[Construction, eukaryotic expression and biological activities of a recombinant human single chain interleukin-12 fusion gene].

Objective: To explore the feasibility of recombinant human interleukin 12 (IL-12) with biological activities by molecular biological techniques.

Method: Both p40 and p35 subunits cDNA of human IL-12 were cloned from mRNA extracted from NC-37 cell line by using RT-PCR, and the fusion gene (p40-linker-p35) of recombinant human single chain IL-12 (rhscIL-12) was constructed by using a polypeptide linker (Gly(4)Ser)(3). rhscIL-12 eukaryotic expressing vector pcDNA3.1 (+)-hscIL-12 was constructed by inserting the rhscIL-12 fusion gene into pcDNA3.1 (+) eukaryotic expressing plasmid. COS-7 cells were transfected with pcDNA3.1 (+)-hscIL-12 plasmid.

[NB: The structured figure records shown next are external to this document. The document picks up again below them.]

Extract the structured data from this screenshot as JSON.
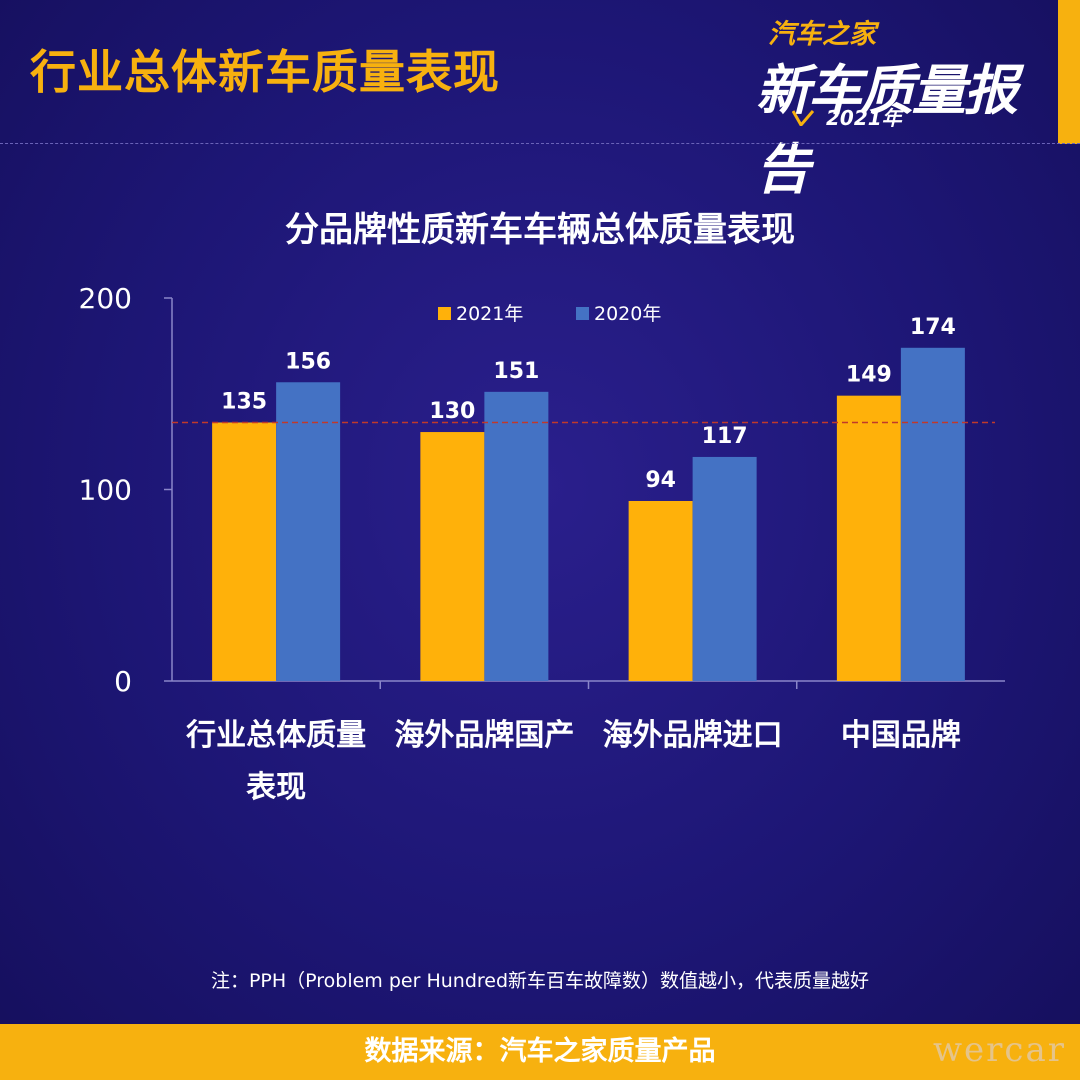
{
  "header": {
    "title": "行业总体新车质量表现"
  },
  "logo": {
    "top": "汽车之家",
    "main": "新车质量报告",
    "year": "2021年"
  },
  "chart_data": {
    "type": "bar",
    "title": "分品牌性质新车车辆总体质量表现",
    "categories": [
      "行业总体质量表现",
      "海外品牌国产",
      "海外品牌进口",
      "中国品牌"
    ],
    "category_lines": [
      [
        "行业总体质量",
        "表现"
      ],
      [
        "海外品牌国产"
      ],
      [
        "海外品牌进口"
      ],
      [
        "中国品牌"
      ]
    ],
    "series": [
      {
        "name": "2021年",
        "values": [
          135,
          130,
          94,
          149
        ],
        "color": "#ffb10a"
      },
      {
        "name": "2020年",
        "values": [
          156,
          151,
          117,
          174
        ],
        "color": "#4472c4"
      }
    ],
    "ylim": [
      0,
      200
    ],
    "yticks": [
      "0",
      "100",
      "200"
    ],
    "reference_line": {
      "value": 135,
      "color": "#c0392b"
    },
    "legend": "top-center",
    "grid": false
  },
  "note": "注：PPH（Problem per Hundred新车百车故障数）数值越小，代表质量越好",
  "footer": {
    "source": "数据来源：汽车之家质量产品"
  },
  "watermark": "wercar"
}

Result: A stable rhscIL-12 expressing cell line COS-rhscIL-12 was obtained by G418 selection. Western blot showed the presence of a 70 x 10(3) band of the fusion protein, which specifically bond to mouse-anti-human IL-12 monoclonal antibody. The assays of biological functions showed that the fusion protein had strong bioactivities in stimulating the lymphocyte proliferation, enhancing the NK cell cytotoxicity and increasing the IFN-gamma production.

Conclusion: The constructed rhscIL-12 fusion gene could express biologically functional rhscIL-2 fusion protein.